JOINT NEWSFLASH UPDATE – July 11, 2008
From: Private and Home Educators of California (a program of Family Protection Ministries) and the Christian Home Educators Association of California (CHEA)
Update in the Rachel L case:
Yesterday, the juvenile court dismissed the L family case, which means that it terminated jurisdiction over the two youngest children. The case is still pending before the appellate court at this time and we will update you with news of any of their future actions. Because there are two different courts involved, there has been some confusion about exactly what the new decision means.
The L family has been before the juvenile court in an action related to alleged abuse or negligence of their youngest two children for two years. At the juvenile court level, the judge had refused to order the children to attend a different school because he ruled that the parents have a constitutional right to homeschool. Juvenile court actions are “closed,” so the proceedings of that court were unknown to the public until last February 28, when the appellate court, Third District, issued a ruling on a writ that had been filed in the case. In that writ, the appellate court had been asked to order the L children to attend a school where they would be in regular contact with mandated child abuse reporters, so that the children’s safety could be monitored.
The appellate court responded to the writ with their now infamous ruling, in which they basically stated that homeschooling in California is illegal unless the parent has a valid California teaching credential. The appellate court later agreed to a rehearing on the matter, and that rehearing took place on June 23, 2008. The appellate court now has 90 days from June 23rd in which to issue its new ruling.

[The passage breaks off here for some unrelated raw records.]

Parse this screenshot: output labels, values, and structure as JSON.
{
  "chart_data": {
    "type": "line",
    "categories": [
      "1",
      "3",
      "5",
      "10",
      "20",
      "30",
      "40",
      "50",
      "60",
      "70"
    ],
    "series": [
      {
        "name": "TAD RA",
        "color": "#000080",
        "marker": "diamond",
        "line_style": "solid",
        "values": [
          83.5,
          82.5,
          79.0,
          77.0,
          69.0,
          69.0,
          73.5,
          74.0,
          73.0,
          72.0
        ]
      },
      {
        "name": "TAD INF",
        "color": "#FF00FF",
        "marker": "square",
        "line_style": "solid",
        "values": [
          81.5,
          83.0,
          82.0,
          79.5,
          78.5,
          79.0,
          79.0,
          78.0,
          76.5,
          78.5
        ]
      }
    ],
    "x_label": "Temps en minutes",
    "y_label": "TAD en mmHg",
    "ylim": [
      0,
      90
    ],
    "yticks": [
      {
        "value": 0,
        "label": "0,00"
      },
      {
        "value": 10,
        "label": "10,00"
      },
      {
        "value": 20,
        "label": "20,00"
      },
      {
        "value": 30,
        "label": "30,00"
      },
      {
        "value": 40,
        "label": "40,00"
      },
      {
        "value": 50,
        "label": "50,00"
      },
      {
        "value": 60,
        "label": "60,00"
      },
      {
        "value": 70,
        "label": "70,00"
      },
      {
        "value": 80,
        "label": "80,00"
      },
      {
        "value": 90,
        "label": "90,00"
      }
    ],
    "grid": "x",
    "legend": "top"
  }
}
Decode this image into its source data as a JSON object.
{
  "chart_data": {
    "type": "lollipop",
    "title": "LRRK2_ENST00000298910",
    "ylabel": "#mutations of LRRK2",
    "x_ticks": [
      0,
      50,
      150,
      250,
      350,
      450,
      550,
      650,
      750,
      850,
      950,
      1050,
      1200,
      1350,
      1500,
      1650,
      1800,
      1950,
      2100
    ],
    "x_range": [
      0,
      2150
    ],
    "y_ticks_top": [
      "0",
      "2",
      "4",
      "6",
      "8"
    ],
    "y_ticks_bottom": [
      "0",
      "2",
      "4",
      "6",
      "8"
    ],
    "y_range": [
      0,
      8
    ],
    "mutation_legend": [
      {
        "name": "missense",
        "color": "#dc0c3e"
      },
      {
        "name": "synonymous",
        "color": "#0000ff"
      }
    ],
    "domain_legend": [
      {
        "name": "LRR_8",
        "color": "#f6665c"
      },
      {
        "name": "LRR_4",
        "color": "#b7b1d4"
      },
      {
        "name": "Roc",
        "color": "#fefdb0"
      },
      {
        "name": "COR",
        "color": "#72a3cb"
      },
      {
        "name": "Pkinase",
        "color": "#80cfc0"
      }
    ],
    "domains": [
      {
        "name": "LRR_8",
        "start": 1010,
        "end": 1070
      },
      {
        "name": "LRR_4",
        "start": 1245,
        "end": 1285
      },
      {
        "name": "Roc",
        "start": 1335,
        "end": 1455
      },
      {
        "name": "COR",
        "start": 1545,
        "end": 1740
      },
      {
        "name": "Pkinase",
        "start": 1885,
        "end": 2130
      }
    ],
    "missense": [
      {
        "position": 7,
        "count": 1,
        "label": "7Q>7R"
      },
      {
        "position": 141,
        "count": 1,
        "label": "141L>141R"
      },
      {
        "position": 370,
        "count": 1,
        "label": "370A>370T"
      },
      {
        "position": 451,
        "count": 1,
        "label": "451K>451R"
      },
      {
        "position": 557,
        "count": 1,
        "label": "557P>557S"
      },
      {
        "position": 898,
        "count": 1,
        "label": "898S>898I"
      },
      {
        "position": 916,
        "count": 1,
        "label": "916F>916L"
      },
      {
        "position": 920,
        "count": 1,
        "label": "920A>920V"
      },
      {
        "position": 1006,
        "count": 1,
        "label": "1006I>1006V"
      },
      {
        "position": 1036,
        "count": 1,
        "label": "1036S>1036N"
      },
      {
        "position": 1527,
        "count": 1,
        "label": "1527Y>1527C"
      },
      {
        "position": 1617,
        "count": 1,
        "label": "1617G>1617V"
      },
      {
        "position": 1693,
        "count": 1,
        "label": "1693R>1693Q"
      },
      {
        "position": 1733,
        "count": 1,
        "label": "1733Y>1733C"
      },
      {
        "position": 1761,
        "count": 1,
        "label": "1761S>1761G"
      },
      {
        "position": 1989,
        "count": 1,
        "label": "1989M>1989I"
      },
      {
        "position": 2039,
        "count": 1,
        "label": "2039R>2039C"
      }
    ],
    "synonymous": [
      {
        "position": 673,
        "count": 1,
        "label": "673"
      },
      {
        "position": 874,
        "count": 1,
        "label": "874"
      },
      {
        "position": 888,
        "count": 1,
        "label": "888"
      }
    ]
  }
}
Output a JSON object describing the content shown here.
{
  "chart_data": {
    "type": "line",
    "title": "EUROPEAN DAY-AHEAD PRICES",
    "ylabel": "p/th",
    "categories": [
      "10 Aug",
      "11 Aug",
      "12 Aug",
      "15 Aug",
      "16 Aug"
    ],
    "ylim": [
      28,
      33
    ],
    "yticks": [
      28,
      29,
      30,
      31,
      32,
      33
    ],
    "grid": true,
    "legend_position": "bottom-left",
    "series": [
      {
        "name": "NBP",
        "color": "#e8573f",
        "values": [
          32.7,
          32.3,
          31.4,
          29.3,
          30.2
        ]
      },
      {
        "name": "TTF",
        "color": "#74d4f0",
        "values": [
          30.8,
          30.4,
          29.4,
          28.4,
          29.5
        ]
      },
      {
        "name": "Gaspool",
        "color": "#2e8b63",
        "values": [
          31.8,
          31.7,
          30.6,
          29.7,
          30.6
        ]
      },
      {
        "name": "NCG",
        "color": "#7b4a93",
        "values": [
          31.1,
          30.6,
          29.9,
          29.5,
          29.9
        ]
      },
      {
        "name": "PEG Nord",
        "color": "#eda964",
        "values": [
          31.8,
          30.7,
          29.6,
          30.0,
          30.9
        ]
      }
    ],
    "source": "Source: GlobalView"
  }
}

So what does yesterday’s decision in the juvenile court mean? First, it means that a motion can be made to the appellate court, asking them to drop the homeschool issue completely since the matter for the L family is now moot. Mootness results when a court’s decision will have no binding effect upon a party and here, the appellate court’s decision would have no effect on the L family since the juvenile court has terminated its jurisdiction.
However, it is important to understand that the appellate court can grant such a motion or deny it, choosing to issue a decision instead. The appellate court could do this, for example, if it wants to go on record regarding the legality of homeschooling.
Therefore, we ask that you join us first in giving thanksgiving to God for His mercy to the L family in yesterday’s tremendous victory. Second, we ask for you to join us in fervent prayer, asking for God to lead the appellate court to now drop the matter.
Regardless of how the court rules, we remain committed to monitoring this issue and keeping you updated. At this point no laws have changed regarding homeschooling and we continue to work to preserve our current level of freedom to homeschool.